The biggest problem, he said, is that in the current NHS financial environment projects like this are difficult to implement. He argued that instead of making big statements about AI, the government should focus on where it could address the big “volume” issues and use its buying power to secure solutions for the whole system.  

“Back in the days of the national programme for IT we used to talk about ‘ruthless standardisation’,” he said. “Perhaps we could do a bit of that now. Build AI tools into the NHS App and 111 services to detect and diagnose conditions, or read vital signs from a selfie and direct patients to the most appropriate service.  

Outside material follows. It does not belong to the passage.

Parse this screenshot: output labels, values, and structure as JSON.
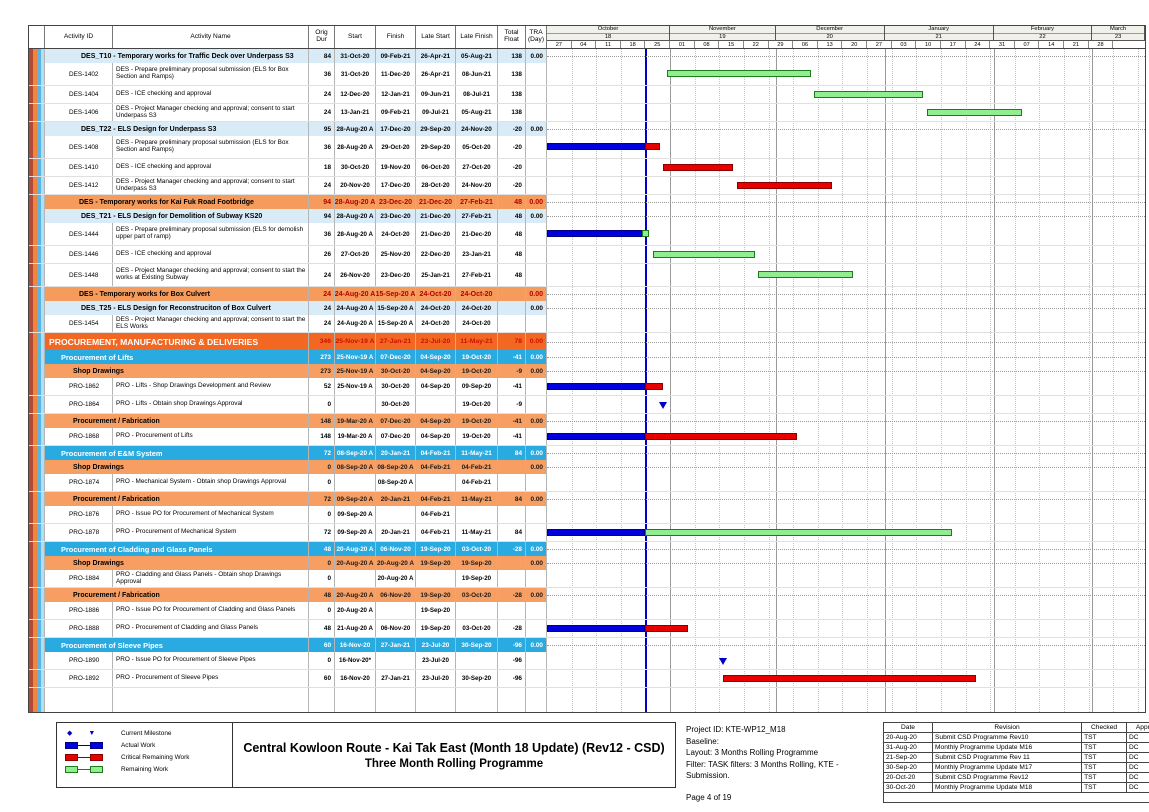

“The technology is available; we need to make it meaningful, useful and used at scale.” Meanwhile, Rizwan Malik argued there were some good things to have come out of the faltering start that has been made on AI so far.  

“The upside is that we have experience of decision support tools,” he said. “So, perhaps we can start talking about the best way to use them. Instead of sending everybody for an MRI or CT scan we can start talking about which patients really need them. Or which patients need to go first.  

“We could make incremental improvements. For the millions invested so far, we cannot say we are at the forefront of AI in healthcare in the UK, or that we are supporting UK plc. But we do have a workforce ready to have meaningful conversations going forward.”